The main type of land use in Oakdale is residential. There are also small private businesses such as convenience stores, take away restaurants and pubs, as well as a Texaco petrol station. The parish church is St George's, built in 1959–60 to the designs of Potter and Hare. There is a large allotment area, several fields and two play parks for children.
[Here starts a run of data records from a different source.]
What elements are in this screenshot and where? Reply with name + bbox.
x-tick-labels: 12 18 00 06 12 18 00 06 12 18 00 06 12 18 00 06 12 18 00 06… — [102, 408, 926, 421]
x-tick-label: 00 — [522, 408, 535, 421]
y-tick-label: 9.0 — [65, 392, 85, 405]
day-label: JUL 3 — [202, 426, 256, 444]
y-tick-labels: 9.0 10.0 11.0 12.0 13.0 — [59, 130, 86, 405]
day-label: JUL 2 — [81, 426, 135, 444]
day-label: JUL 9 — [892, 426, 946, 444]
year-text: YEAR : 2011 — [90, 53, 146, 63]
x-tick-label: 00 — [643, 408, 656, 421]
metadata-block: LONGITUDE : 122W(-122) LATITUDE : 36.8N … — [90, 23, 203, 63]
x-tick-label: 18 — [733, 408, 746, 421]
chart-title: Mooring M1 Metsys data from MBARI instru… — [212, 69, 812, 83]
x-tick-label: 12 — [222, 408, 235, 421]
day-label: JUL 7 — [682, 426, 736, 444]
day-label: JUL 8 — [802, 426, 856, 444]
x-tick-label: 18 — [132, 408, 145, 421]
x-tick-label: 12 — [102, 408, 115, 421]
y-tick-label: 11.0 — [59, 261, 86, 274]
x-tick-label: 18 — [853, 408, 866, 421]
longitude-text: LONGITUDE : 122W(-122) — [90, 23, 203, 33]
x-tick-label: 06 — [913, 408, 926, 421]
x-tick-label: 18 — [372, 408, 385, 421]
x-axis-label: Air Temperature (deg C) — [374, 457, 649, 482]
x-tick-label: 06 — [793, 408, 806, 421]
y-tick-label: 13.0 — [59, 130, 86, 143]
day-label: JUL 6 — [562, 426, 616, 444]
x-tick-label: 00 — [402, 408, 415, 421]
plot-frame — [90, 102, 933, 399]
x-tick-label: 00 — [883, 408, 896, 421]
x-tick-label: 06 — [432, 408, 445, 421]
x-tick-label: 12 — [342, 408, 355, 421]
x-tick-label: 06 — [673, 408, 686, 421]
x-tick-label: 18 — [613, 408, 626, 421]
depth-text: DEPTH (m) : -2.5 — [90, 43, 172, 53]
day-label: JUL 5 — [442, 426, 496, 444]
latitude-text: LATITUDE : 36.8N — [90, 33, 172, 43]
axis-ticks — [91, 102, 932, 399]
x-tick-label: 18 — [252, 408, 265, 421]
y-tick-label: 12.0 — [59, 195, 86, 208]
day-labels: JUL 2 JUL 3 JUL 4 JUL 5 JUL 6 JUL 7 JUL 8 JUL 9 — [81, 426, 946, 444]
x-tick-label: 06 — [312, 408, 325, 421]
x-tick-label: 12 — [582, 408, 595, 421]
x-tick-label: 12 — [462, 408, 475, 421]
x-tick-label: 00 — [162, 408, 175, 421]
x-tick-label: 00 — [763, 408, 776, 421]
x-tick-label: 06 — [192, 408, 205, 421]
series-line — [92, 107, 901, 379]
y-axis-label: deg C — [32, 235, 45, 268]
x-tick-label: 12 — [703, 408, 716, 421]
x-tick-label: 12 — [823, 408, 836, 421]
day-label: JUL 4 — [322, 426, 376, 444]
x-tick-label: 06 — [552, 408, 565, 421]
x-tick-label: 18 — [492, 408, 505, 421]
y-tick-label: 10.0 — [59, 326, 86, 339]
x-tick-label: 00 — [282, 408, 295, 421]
The main road through Oakdale is Wimborne Road, part of the A35 road leading to Fleetsbridge to the north and Poole Town Centre to the south. The home ground of Poole Town F.C. is at Tatnam Farm, and located in Oakdale.

== Churches ==

- St George's Church, Oakdale

==Schools==
The following schools are located in Oakdale:
- Stanley Green First School
- Oakdale Junior School
- Oakdale School (formerly)
- St Edward's Roman Catholic-Church of England School

== Politics ==
Oakdale is in the Poole parliamentary constituency. The suburb covers the ward of the same name for elections to Bournemouth, Christchurch and Poole Council.